Town covered in ash.

This is what the mouth of the volcano looks like today. It has filled with water and looks like a beautiful lake.

From Wikipedia on Mount Pinatubo:
"Mount Pinatubo is an active stratovolcano located on the island of Luzon in the Philippines, at the intersection of the borders of the provinces of Zambales, Tarlac, and Pampanga. Ancestral Pinatubo was a stratovolcano made of andesite and dacite. Before 1991, the mountain was inconspicuous and heavily eroded. It was covered in dense forest which supported a population of several thousand indigenous people, the Aeta, who had fled to the mountains from the lowlands when the Spanish conquered the Philippines in 1565.

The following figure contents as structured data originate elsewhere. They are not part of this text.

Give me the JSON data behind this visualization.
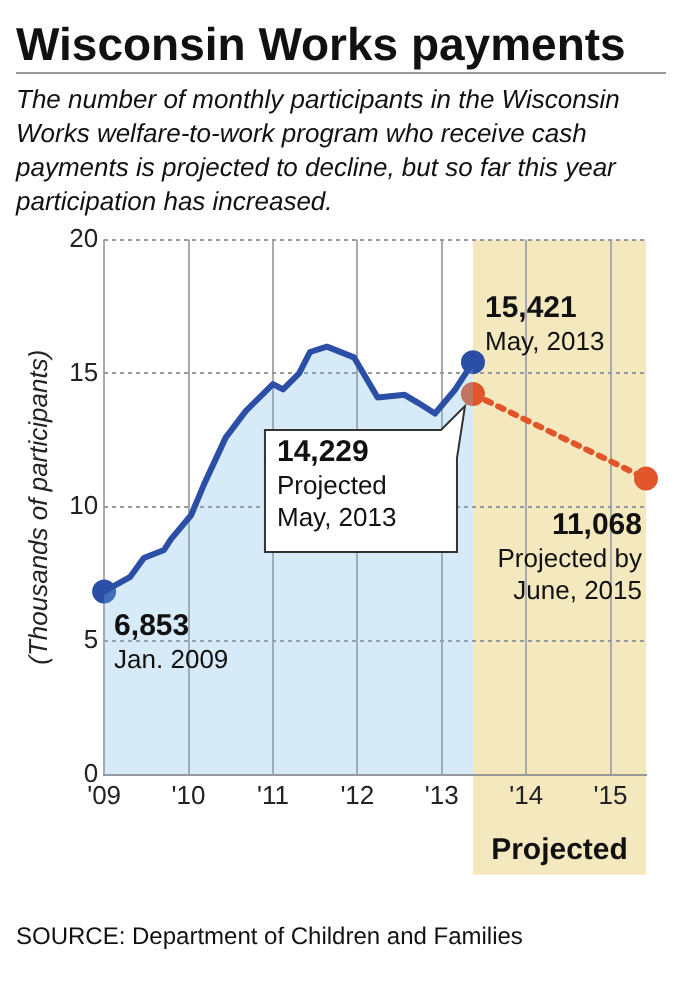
{
  "chart_data": {
    "type": "area",
    "title": "Wisconsin Works payments",
    "subtitle": "The number of monthly participants in the Wisconsin Works welfare-to-work program who receive cash payments is projected to decline, but so far this year participation has increased.",
    "ylabel": "(Thousands of participants)",
    "xlim": [
      2009,
      2015.42
    ],
    "xticks": [
      {
        "value": 2009,
        "label": "'09"
      },
      {
        "value": 2010,
        "label": "'10"
      },
      {
        "value": 2011,
        "label": "'11"
      },
      {
        "value": 2012,
        "label": "'12"
      },
      {
        "value": 2013,
        "label": "'13"
      },
      {
        "value": 2014,
        "label": "'14"
      },
      {
        "value": 2015,
        "label": "'15"
      }
    ],
    "ylim": [
      0,
      20
    ],
    "yticks": [
      0,
      5,
      10,
      15,
      20
    ],
    "grid": true,
    "series": [
      {
        "type": "area",
        "color": "#2b4fa6",
        "marker": "none",
        "x": [
          2009,
          2009.31,
          2009.47,
          2009.71,
          2009.79,
          2010.03,
          2010.19,
          2010.44,
          2010.68,
          2011.0,
          2011.12,
          2011.31,
          2011.44,
          2011.64,
          2011.96,
          2012.24,
          2012.56,
          2012.72,
          2012.92,
          2013.16,
          2013.37
        ],
        "values": [
          6.853,
          7.4,
          8.1,
          8.4,
          8.8,
          9.7,
          10.9,
          12.6,
          13.6,
          14.6,
          14.4,
          15.0,
          15.8,
          16.0,
          15.6,
          14.1,
          14.2,
          13.9,
          13.5,
          14.4,
          15.421
        ]
      },
      {
        "type": "scatter",
        "color": "#2b4fa6",
        "marker": "circle",
        "x": [
          2009,
          2013.37
        ],
        "values": [
          6.853,
          15.421
        ]
      },
      {
        "type": "line",
        "color": "#e0562a",
        "marker": "circle",
        "line_style": "dotted",
        "x": [
          2013.37,
          2015.42
        ],
        "values": [
          14.229,
          11.068
        ]
      }
    ],
    "bands": [
      {
        "axis": "x",
        "from": 2013.37,
        "to": 2015.42,
        "label": "Projected",
        "color": "#f4e8bf"
      }
    ],
    "annotations": [
      {
        "text": "15,421\nMay, 2013",
        "x": 2013.37,
        "y": 15.421
      },
      {
        "text": "14,229\nProjected\nMay, 2013",
        "x": 2013.37,
        "y": 14.229
      },
      {
        "text": "11,068\nProjected by\nJune, 2015",
        "x": 2015.42,
        "y": 11.068
      },
      {
        "text": "6,853\nJan. 2009",
        "x": 2009,
        "y": 6.853
      },
      "SOURCE: Department of Children and Families"
    ]
  }
}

The volcano's eruption in June 1991 produced the second largest terrestrial eruption of the 20th century.[2] The 1991 eruption had a Volcanic Explosivity Index (VEI) of 6, and came some 450-500 years after the volcano's last known eruptive activity (estimated as VEI 5, the level of the 1980 eruption of Mount St. Helens), and some 500-1000 years after previous VEI 6 eruptive activity.[3] Successful predictions of the onset of the climactic eruption led to the evacuation of tens of thousands of people from the surrounding areas, saving many lives, but as the surrounding areas were severely damaged by pyroclastic flows, ash deposits, and later, lahars caused by rainwater remobilizing earlier volcanic deposits, thousands of houses and other buildings were destroyed.[2]

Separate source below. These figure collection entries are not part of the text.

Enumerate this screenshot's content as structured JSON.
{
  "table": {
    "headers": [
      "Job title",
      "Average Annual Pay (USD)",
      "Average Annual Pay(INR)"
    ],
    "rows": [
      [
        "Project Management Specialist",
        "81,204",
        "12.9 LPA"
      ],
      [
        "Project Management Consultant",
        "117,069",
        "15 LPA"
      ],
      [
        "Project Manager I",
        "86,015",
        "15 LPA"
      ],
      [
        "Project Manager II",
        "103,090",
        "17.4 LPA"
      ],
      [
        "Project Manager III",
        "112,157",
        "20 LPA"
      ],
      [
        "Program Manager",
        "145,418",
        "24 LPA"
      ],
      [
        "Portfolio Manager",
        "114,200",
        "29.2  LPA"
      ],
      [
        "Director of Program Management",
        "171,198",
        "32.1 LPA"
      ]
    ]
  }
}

The effects of the eruption were felt worldwide. It ejected roughly 10 billion metric tons of magma, and 20 million tons of SO2, bringing vast quantities of minerals and metals to the surface environment. It injected large amounts of aerosols into the stratosphere—more than any eruption since that of Krakatoa in 1883. Over the following months, the aerosols formed a global layer of sulfuric acid haze. Global temperatures dropped by about 0.5 °C (0.9 °F), and ozone depletion increased substantially, but has since recovered."